Consider two types of risk: technical and commercial. Which causes most new product failures? In 1971, the leading cause was “inadequate market analysis,” and nearly five decades later, “no market need.” So commercial risk remains the biggest problem.
When do you lower technical risk? In the front-end, development or launch stage? Your R&D does this in the development stage, right? After all, you wouldn’t launch your product hoping it works.
How about commercial risk? Many companies don’t understand this until the launch stage. They launch their product at customers, hoping they’ll buy it.
You can do much better. You can eliminate most commercial risk in the front-end. But this only works for B2B, where customers have high knowledge, interest, objectivity and foresight.

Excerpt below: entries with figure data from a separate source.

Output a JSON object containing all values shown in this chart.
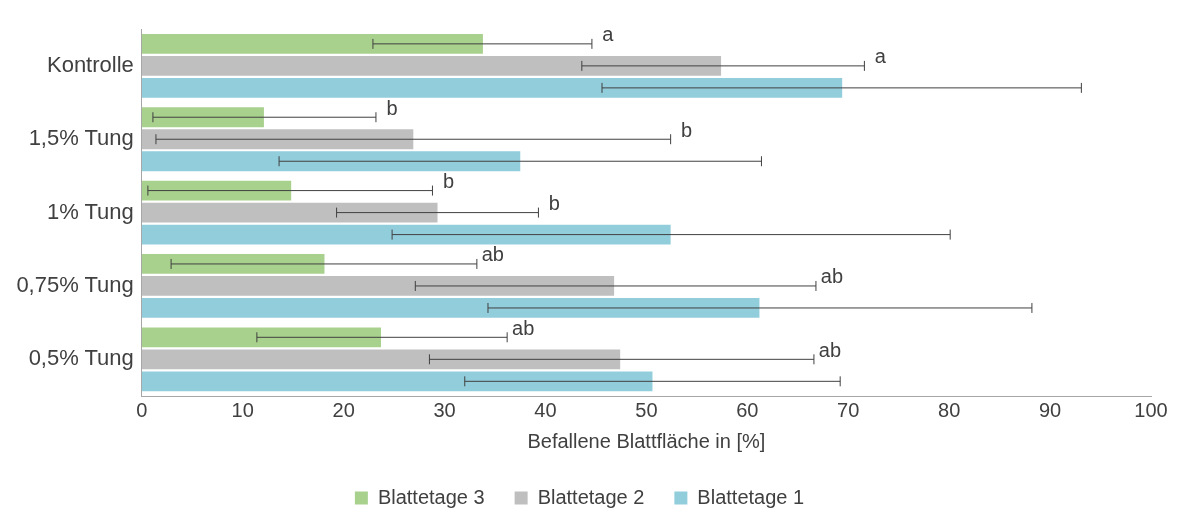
{
  "chart_data": {
    "type": "bar",
    "orientation": "horizontal",
    "xlabel": "Befallene Blattfläche in [%]",
    "categories": [
      "Kontrolle",
      "1,5% Tung",
      "1% Tung",
      "0,75% Tung",
      "0,5% Tung"
    ],
    "series": [
      {
        "name": "Blattetage 3",
        "color": "#a9d18e",
        "values": [
          33.8,
          12.1,
          14.8,
          18.1,
          23.7
        ],
        "errors": [
          [
            22.9,
            44.6
          ],
          [
            1.1,
            23.2
          ],
          [
            0.6,
            28.8
          ],
          [
            2.9,
            33.2
          ],
          [
            11.4,
            36.2
          ]
        ]
      },
      {
        "name": "Blattetage 2",
        "color": "#bfbfbf",
        "values": [
          57.4,
          26.9,
          29.3,
          46.8,
          47.4
        ],
        "errors": [
          [
            43.6,
            71.6
          ],
          [
            1.4,
            52.4
          ],
          [
            19.3,
            39.3
          ],
          [
            27.1,
            66.8
          ],
          [
            28.5,
            66.6
          ]
        ]
      },
      {
        "name": "Blattetage 1",
        "color": "#92cddc",
        "values": [
          69.4,
          37.5,
          52.4,
          61.2,
          50.6
        ],
        "errors": [
          [
            45.6,
            93.1
          ],
          [
            13.6,
            61.4
          ],
          [
            24.8,
            80.1
          ],
          [
            34.3,
            88.2
          ],
          [
            32.0,
            69.2
          ]
        ]
      }
    ],
    "xlim": [
      0,
      100
    ],
    "xticks": [
      0,
      10,
      20,
      30,
      40,
      50,
      60,
      70,
      80,
      90,
      100
    ],
    "grid": false,
    "legend": "bottom",
    "annotations": [
      "a",
      "a",
      "b",
      "b",
      "b",
      "b",
      "ab",
      "ab",
      "ab",
      "ab"
    ]
  }
}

To understand how to lower B2B commercial risk, let’s start with what high risk looks like. That’s when you guess what customers want… or perhaps ask some of your sales reps… or ask only one job function at one customer.
You’re better off interviewing many job functions at many customers… and interviewing down the value chain with customers’ customers… and the entire ecosystem like co-suppliers and industry experts.

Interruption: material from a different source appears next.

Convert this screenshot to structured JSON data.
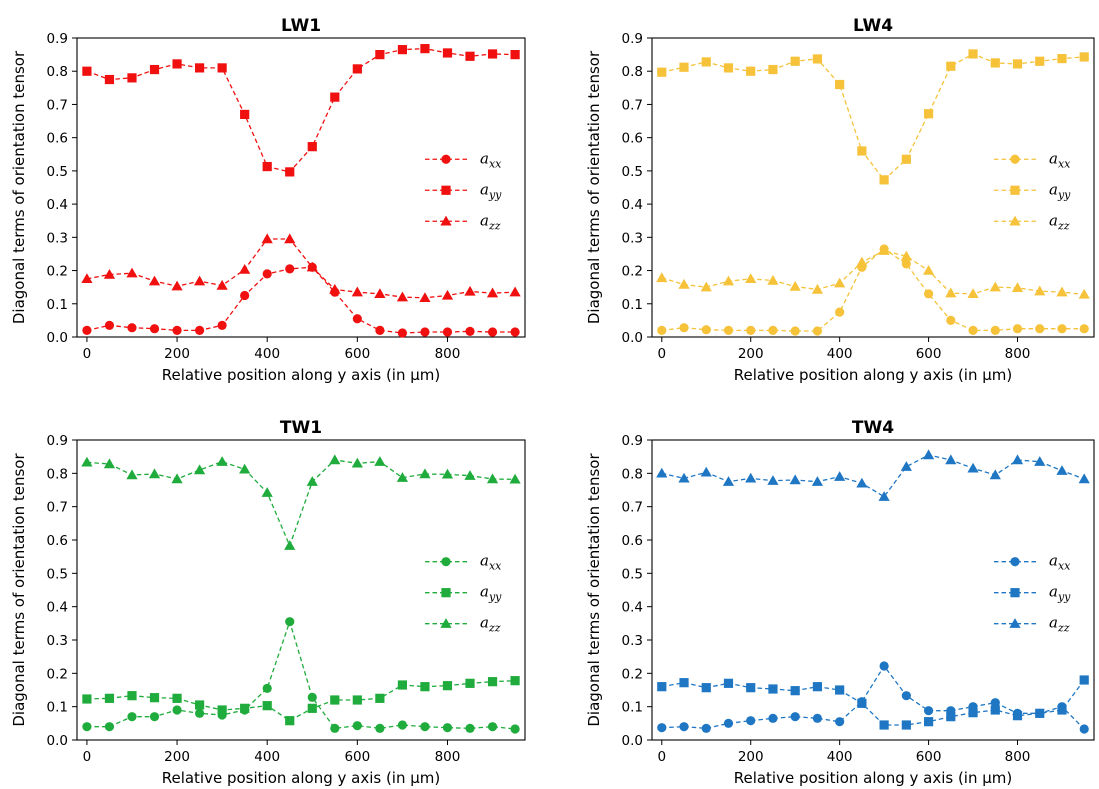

You also reduce commercial risk by how you interview. Instead of boring questionnaires, you should let the customer lead the interview… use advanced probing methods… and trigger methods to help the customer generate fresh ideas.
You can add observation during customer tours…and conduct quantitative interviews. We’ve found this to be the most important, because it delivers unfiltered, unbiased customer insight.
We’ll cover many of these steps in later chapters, but let me leave you with this thought: If you have new products in development with high technical risk, that’s OK. But if they have much commercial risk, you really need to ask why you’re taking this unwarranted risk.